Would like to see ref and out required for function calls
Andrei Alexandrescu
SeeWebsiteForEmail at erdani.org
Thu Sep 13 03:34:34 PDT 2012
On 9/13/12 1:02 AM, Manuel wrote:
> If a bigger part of the D community would like to have these annotations
> added to the language, at least as an optional feature, then that might
> persuade our "benevolent dictators" (just joking - you are great!)
> Walther and Andrei to add them or we could just make a fork of the
> language and add them ourselves (more joking - no, just skip this last
> part - it's late) :-)
>
> There might be other problems, maybe with the compiler internals or
> breakage of parts of the language. These were severe. But i think only
> Walther and Andrei might tell. If these wouldn't exist it would at least
> be possible, how David proposed it in his post, to make them optional.
I don't think there would be problems with allowing ref/out optionally
at the call site. The thing is, however, that in this matter reasonable
people may disagree. In C++, the equivalent argument (should we pass
everything modifiable by pointer or not?) erupts every six months on
internal fora at Facebook. No winning argument is made by either part.
For example, it is often brought up that it's good to see "&" at the
call site when debugging some urgent matter at 3am. Yet there are other
people who are just as apt at debugging urgent matters at 3am, and the
absence of "&" doesn't seem to be a handicap for them at all. I'd be
unable to identify any pattern in engineers choosing one preference over
the other. As a consequence, our code has a mix of pass-by-pointer and
pass-by-reference-to-nonconst, all engineers manage either style just as
well, and we've never been able to find any evidence pointing one way or
another.
Now that the subject has been broken, we do have good evidence of a
pattern that generates significant and difficult bugs: escaping the
address of a reference.

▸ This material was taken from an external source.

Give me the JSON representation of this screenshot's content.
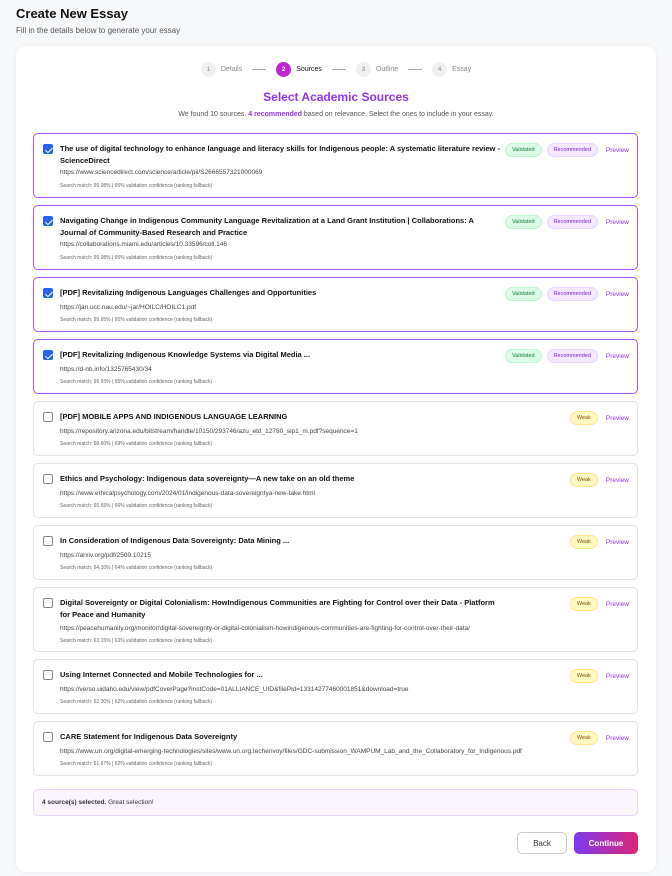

In C++:
struct A {
A(int& host) : host_(host) {}
private:
int& host_;
};
In D:
class A { // or struct
A(ref int host) : _host(&host) {}
private:
int* _host;
}
A solution we use for C++ is to require escaped addresses to be always
passed as pointers or smart pointers.
Walter and I have discussed this for quite a while. We have recently
decided to disallow, at least in SafeD, escaping the address of a ref
parameter. In the beginning we'll be overly conservative by disallowing
taking the address of a ref altogether. I'll write a DIP on that soon.